3.1 The adjustment principle and experiment
The experimental scheme for micro-cavity size adjustment is illustrated in Fig. 5. The laser beam focusing size on the graphite surface is determined by the distance d between graphite surface and the focus plane as in Fig. 5, and as micro-plasma processing scans going on, the wider beam size probably produce bigger micro-cavity size. Based on the above principle, the distance from 0 to 600 µm are fixed to fabricate FMZI samples. The fabricated samples are observed by optical microscope, meanwhile the open cavity length and the MZI length are measured as shown in Fig. 6. It should be noted that two red laser are coupled into the FMZI sample, as these propagating red lasers reach to the surface of fabricated micro-cavity in the fiber core, obvious red point can be seen due to the light scattering on the surface, thus, the distance between these two red points can be regarded as MZI length approximately.
As shown in Fig. 6(a-d), the size of crater-like structure in fiber increases as d distance increases, meanwhile the open cavity length and MZI length also increase, furthermore, MZI length is almost equal to the half of the open cavity length. It should be noted that the open cavity length was measured as 86.0 µm in Fig. 6(d), but was corrected to 101 µm in the same fabrication condition as illustrated in Fig. 2, and the red point is substituted by the blue star in Fig. 6(e). This small discrepancy probably resulted from the different observed direction of the samples. Furthermore, the linearities of the fitted experimental results are quite good in Fig. 6(e). The linear dependence of open cavity length on d distance is easily explained by the discussion based on Fig. 5. With regard to the linear dependence of MZI length on d distance, we think that as the size of micro-cavity mainly depends on the open cavity, and the open cavity is determined by the relative distance d between the graphite surface and focus plane. So the MZI length is linear related to d distance.
As discussed above, the MZI lengths of FMZI are able to be adjusted only by the movement of Z position, meanwhile the fabrication time is not changed, which is superior to the femtosecond laser fabrication system, where the longer MZI length needs longer fabrication time. In addition, in our experiment, the longer MZI length sample was tried to fabricate, however as the laser power is limited (20W) and the laser beam power is also reduced by the aperture in the optical system, the laser beam power of 14.5 W after aperture is maximum, so longer MZI length sample is not obtained in our case, but we believe that longer MZI length samples are possible with higher power nanosecond laser.

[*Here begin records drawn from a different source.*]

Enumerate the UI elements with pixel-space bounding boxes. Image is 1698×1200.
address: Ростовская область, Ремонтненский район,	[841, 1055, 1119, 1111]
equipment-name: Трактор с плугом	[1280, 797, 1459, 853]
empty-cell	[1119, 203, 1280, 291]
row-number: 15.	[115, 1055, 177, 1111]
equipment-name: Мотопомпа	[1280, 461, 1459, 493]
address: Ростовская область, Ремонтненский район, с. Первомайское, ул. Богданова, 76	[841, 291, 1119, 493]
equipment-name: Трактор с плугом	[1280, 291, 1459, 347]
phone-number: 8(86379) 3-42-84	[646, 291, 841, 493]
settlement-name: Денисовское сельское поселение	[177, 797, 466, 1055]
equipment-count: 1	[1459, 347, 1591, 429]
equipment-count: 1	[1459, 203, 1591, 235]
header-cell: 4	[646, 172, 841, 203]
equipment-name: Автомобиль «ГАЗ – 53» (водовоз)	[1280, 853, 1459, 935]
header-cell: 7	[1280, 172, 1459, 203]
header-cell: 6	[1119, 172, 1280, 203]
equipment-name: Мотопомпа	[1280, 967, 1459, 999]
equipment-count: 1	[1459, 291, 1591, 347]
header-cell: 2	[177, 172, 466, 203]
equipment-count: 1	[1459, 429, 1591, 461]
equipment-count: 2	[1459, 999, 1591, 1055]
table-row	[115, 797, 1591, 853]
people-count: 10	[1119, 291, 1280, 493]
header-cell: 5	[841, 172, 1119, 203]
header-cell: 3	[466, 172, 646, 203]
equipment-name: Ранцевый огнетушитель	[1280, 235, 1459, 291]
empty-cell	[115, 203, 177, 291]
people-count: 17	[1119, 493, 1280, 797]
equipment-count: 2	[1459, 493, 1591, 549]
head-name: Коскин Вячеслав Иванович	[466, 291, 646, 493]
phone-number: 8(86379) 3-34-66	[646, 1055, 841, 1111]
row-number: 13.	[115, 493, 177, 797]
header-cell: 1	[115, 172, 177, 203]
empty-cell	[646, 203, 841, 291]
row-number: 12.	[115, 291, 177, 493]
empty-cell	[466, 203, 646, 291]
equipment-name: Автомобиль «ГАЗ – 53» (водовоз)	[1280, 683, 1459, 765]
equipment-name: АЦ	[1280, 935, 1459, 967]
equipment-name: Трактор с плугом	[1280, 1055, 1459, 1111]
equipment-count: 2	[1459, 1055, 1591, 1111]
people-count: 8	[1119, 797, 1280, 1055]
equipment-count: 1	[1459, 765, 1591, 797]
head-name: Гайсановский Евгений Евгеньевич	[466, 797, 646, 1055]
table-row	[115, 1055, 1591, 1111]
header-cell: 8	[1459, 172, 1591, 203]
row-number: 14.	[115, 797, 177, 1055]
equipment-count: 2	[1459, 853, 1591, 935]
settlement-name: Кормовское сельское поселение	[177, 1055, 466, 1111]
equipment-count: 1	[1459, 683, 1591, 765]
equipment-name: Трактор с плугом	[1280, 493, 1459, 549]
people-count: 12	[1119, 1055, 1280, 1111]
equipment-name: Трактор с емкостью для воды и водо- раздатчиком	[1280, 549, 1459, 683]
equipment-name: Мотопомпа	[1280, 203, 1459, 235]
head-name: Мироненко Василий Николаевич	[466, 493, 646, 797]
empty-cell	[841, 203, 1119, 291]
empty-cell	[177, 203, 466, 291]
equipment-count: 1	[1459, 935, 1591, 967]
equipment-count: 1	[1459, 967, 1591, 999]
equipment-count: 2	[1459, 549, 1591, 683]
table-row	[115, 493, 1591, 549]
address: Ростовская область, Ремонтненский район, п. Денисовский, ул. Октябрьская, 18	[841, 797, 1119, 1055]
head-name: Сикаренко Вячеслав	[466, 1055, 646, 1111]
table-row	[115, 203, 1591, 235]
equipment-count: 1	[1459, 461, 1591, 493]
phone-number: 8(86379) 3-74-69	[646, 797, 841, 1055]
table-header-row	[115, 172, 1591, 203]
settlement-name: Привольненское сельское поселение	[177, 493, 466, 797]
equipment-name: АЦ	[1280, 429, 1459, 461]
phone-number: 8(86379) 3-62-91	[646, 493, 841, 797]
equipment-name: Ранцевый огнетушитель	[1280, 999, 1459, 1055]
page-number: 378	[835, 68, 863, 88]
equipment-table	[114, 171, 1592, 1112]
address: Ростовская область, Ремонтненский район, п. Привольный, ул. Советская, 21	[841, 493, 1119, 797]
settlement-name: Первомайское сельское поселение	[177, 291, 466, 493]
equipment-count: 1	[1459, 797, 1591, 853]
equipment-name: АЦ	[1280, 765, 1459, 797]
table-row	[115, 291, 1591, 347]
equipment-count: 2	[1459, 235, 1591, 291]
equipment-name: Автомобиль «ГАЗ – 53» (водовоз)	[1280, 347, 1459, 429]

3.2 The refractive index sensing
In order to confirm the success FMZI fabrication and investigate the sensitivity of samples with different MZI lengths, these samples are utilized to measure the refractive index of ethanol water solution as in our previous work (Shuhao et al. 2021). For the sample with 25.7 µm MZI length, the transmission spectrum shift is confirmed, but the transmission spectrum dips of solution with refractive index close to water are not shown, thus its transmission spectra and the dependence of resonant wavelength on refractive index is not illustrated in Fig. 7. The experimental and analytical results of other 3 samples with MZI length from 31.4 to 49.2 µm are shown in Fig. 7.
For each FMZI sample, the resonant wavelength of transmission spectrum blue shifts as the refractive index of solution increase as illustrated in Fig. 7(a, c, d), meanwhile, the dependence of resonant wavelength on refractive index shows quite good linearity, which are in good agreement with our previous work (Shuhao et al. 2021). In addition, the absolute refractive index sensitivities are more than 10000 nm/RIU, which is comparable with the femtosecond laser fabricated ones (Zhao et al. 2019). In comparison with each other, firstly, for the longer MZI length sample, the free spectrum range becomes shorter and almost one whole period is shown in Fig. 7(d), which is explained by the Eq. (3) in Ref. (Shuhao et al. 2021). Secondly, the sensitivity increases as MZI length increases, which seems different with the previous work (Shuhao et al. 2021). However, firstly, the experimental tested refractive index range for different samples are different, the longer MZI length sample tests bigger refractive index range and the absolute refractive index is bigger for more resonant wavelengths are shown in the definite spectrum range (1250–1650 nm); secondly, for the solution with same refractive index, its resonant wavelengths of transmission spectra located at different wavelengths, in particular, in our case, the transmission spectrum of the solution with refractive index 1.336, the resonant wavelengths located at around 1350, 1530 and 1650 nm. From the Eq. (2)&(5) in Ref. (Shuhao et al. 2021), the sensitivity can also be expressed as: \({S}_{RI}=-{\lambda }_{m}/{\varDelta n}_{eff}\). The bigger absolute refractive index results in less \({\varDelta n}_{eff}\), the longer located resonant wavelength results in bigger \({\lambda }_{m}\), these both lead to higher absolute sensitivity. Unfortunately, the resonant wavelength location is not definitely determined and possesses random property; meanwhile, for the definite range of refractive index solution, \({\varDelta n}_{eff}\) should be same. Finally, the sensitivity is not definite related with MZI length as discussed in Ref. (Shuhao et al. 2021).